Phosphor ist entscheidend für den Energiestoffwechsel, die Knochengesundheit und die Zellfunktion. Hoher Phosphor (Hyperphosphatämie) ist eine wichtige Komplikation der chronischen Nierenerkrankung und direkt mit Gefäßverkalkung, kardiovaskulären Ereignissen und erhöhter Sterblichkeit bei CKD verbunden. Niedriger Phosphor (Hypophosphatämie) kann Muskelschwäche, respiratorisches Versagen, hämolytische Anämie und Rhabdomyolyse verursachen. Die Aufrechterhaltung normaler Phosphorwerte ist besonders wichtig bei Nierenerkrankungen, Störungen der Nebenschilddrüsen und bei Patientinnen und Patienten, die bestimmte Medikamente oder Ernährungstherapien erhalten.

Normale Referenzbereiche

GruppeBereichEinheit
Erwachsene2.5–4.5mg/dL
Kinder (1–12 Jahre)3.0–5.5mg/dL
Jugendliche2.5–5.0mg/dL
Neugeborene4.5–9.0mg/dL

Referenzbereiche können je nach Labor variieren. Vergleichen Sie Ihre Ergebnisse immer mit den Bereichen Ihres Testlabors.

Was hohe PO₄-Werte bedeuten

Häufige Ursachen

  • Chronische Nierenerkrankung (häufigste Ursache bei Erwachsenen)
  • Hypoparathyreoidismus
  • Vitamin-D-Intoxikation
  • Tumorlysesyndrom
  • Rhabdomyolyse
  • Übermäßige Phosphatzufuhr (Supplemente, Laxanzien, Einläufe)
  • Azidose (verschiebt Phosphat von intrazellulär nach extrazellulär)

Mögliche Symptome

  • Juckreiz (Pruritus)
  • Gelenk- und Knochenschmerzen
  • Muskelkrämpfe
  • Übelkeit
  • Rote Augen (konjunktivale Verkalkung)
  • Oft symptomlos, bis sich Gefäßverkalkungen entwickeln
  • Symptome einer begleitenden Hypokalzämie (Kribbeln, Tetanie)

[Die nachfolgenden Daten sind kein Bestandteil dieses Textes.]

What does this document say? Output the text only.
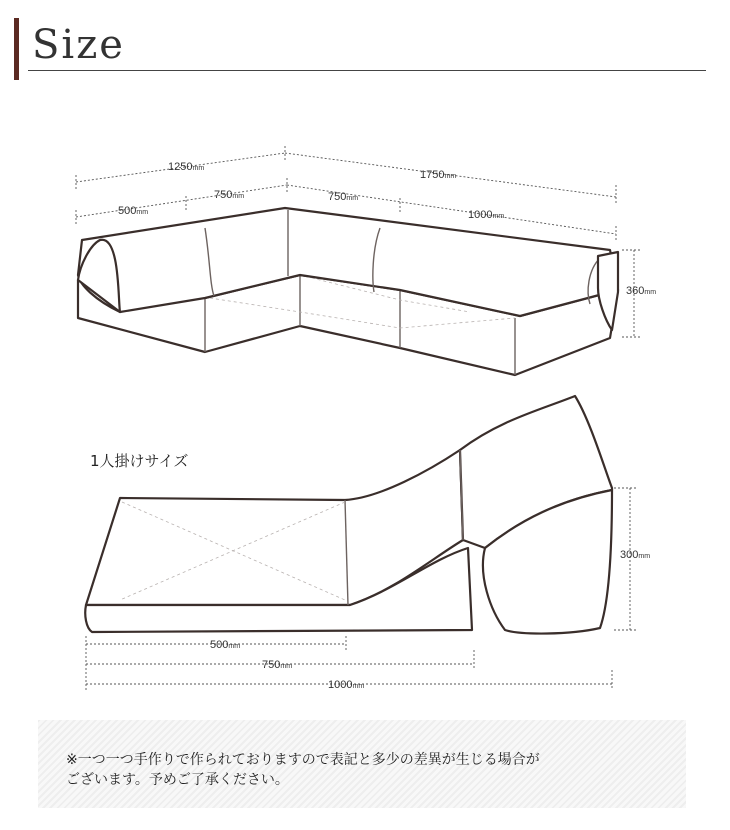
Size
1250mm
1750mm
500mm
750mm	750mm
1000mm
360mm
500mm
750mm
1000mm
300mm
1人掛けサイズ
※一つ一つ手作りで作られておりますので表記と多少の差異が生じる場合が
ございます。予めご了承ください。
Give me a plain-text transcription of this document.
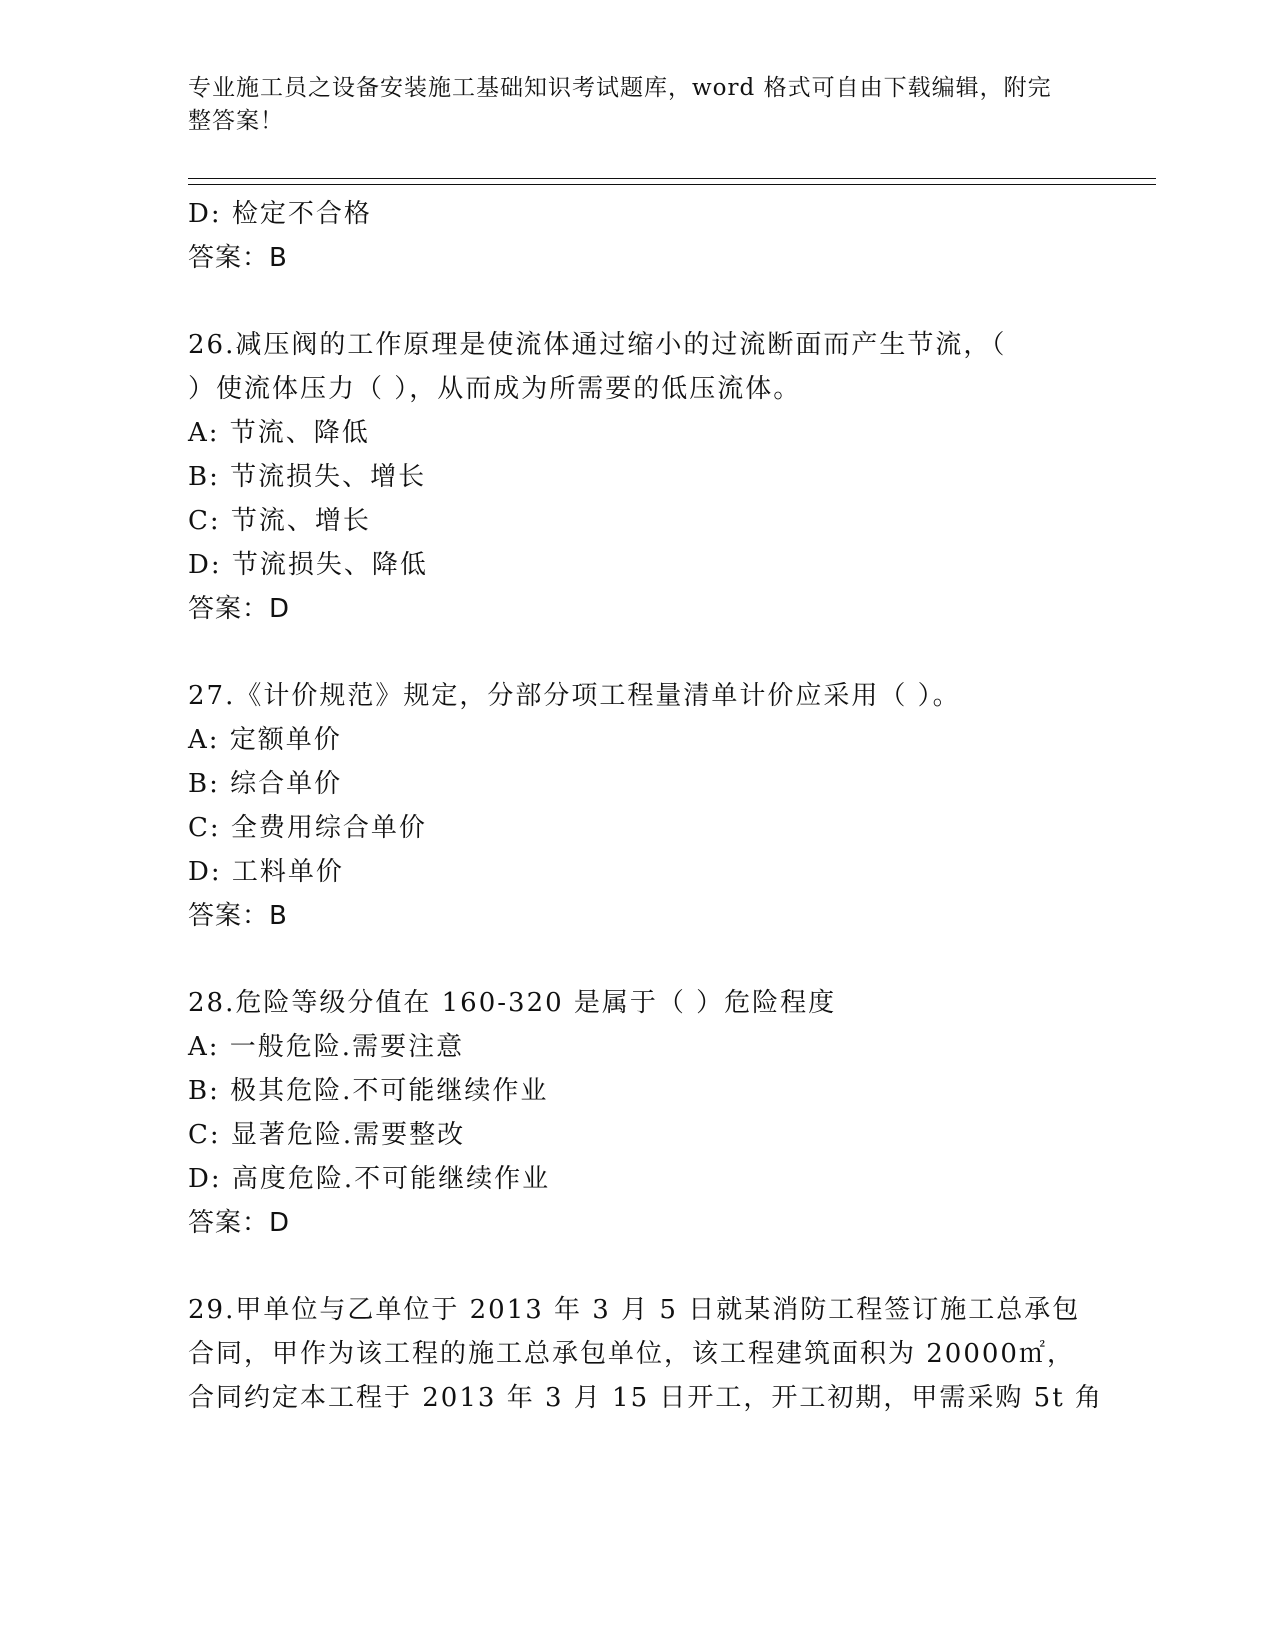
专业施工员之设备安装施工基础知识考试题库，word 格式可自由下载编辑，附完
整答案！
D: 检定不合格
答案：B
26.减压阀的工作原理是使流体通过缩小的过流断面而产生节流，（
）使流体压力（ ），从而成为所需要的低压流体。
A: 节流、降低
B: 节流损失、增长
C: 节流、增长
D: 节流损失、降低
答案：D
27.《计价规范》规定，分部分项工程量清单计价应采用（ ）。
A: 定额单价
B: 综合单价
C: 全费用综合单价
D: 工料单价
答案：B
28.危险等级分值在 160-320 是属于（ ）危险程度
A: 一般危险.需要注意
B: 极其危险.不可能继续作业
C: 显著危险.需要整改
D: 高度危险.不可能继续作业
答案：D
29.甲单位与乙单位于 2013 年 3 月 5 日就某消防工程签订施工总承包
合同，甲作为该工程的施工总承包单位，该工程建筑面积为 20000㎡，
合同约定本工程于 2013 年 3 月 15 日开工，开工初期，甲需采购 5t 角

Was zu tun ist: Bei CKD umfasst die Behandlung der Hyperphosphatämie eine phosphorarme Ernährung (weniger verarbeitete Lebensmittel, Milchprodukte und Phosphatzusätze), Phosphatbinder zu den Mahlzeiten (kalziumhaltige Präparate, Sevelamer oder Lanthancarbonat) und eine Optimierung der Dialyse. PTH- und Vitamin-D-Spiegel sollten kontrolliert werden. Bei akuter Hyperphosphatämie (Tumorlysesyndrom) sind aggressive i.v.-Flüssigkeitstherapie und manchmal Dialyse erforderlich. Grunderkrankungen wie Vitamin-D-Intoxikation oder Hypoparathyreoidismus sollten gezielt behandelt werden. Der Zielwert für Phosphor bei CKD liegt bei Dialysepatientinnen und -patienten im Allgemeinen unter 5,5 mg/dL.

Was niedrige PO₄-Werte bedeuten

Häufige Ursachen

  • Refeeding-Syndrom (gefährlichste Ursache)
  • Hyperparathyreoidismus
  • Vitamin-D-Mangel
  • Chronischer Alkoholmissbrauch
  • Erholungsphase nach diabetischer Ketoazidose (DKA)
  • Respiratorische Alkalose (verschiebt Phosphat intrazellulär)
  • Phosphatbindende Antazida (aluminium- oder magnesiumhaltig)
  • Genetische Erkrankungen (X-chromosomale Hypophosphatämie)

Mögliche Symptome

  • Muskelschwäche und Müdigkeit
  • Respiratorisches Versagen (Zwerchfellschwäche)
  • Verwirrtheit und veränderter mentaler Status
  • Knochenschmerzen und Frakturen (bei chronischem Mangel)
  • Hämolytische Anämie
  • Rhabdomyolyse
  • Herzfunktionsstörung

Was zu tun ist: Eine leichte Hypophosphatämie (2,0–2,5 mg/dL) kann mit oralen Phosphatpräparaten und Ernährungsanpassung (Milchprodukte, Nüsse, Fleisch, Vollkorn) behandelt werden. Eine schwere Hypophosphatämie (<1,0 mg/dL) ist ein medizinischer Notfall und erfordert Natrium- oder Kaliumphosphat i.v. unter engmaschiger Überwachung, da eine zu schnelle Korrektur Hypokalzämie, Rhythmusstörungen und metastatische Verkalkungen verursachen kann. Beim Refeeding-Syndrom sollte Phosphor aufgefüllt werden, bevor die Ernährung weiter gesteigert wird. Die zugrunde liegenden Ursachen wie Vitamin-D-Mangel, Hyperparathyreoidismus und Medikamenteneffekte sollten abgeklärt und behandelt werden.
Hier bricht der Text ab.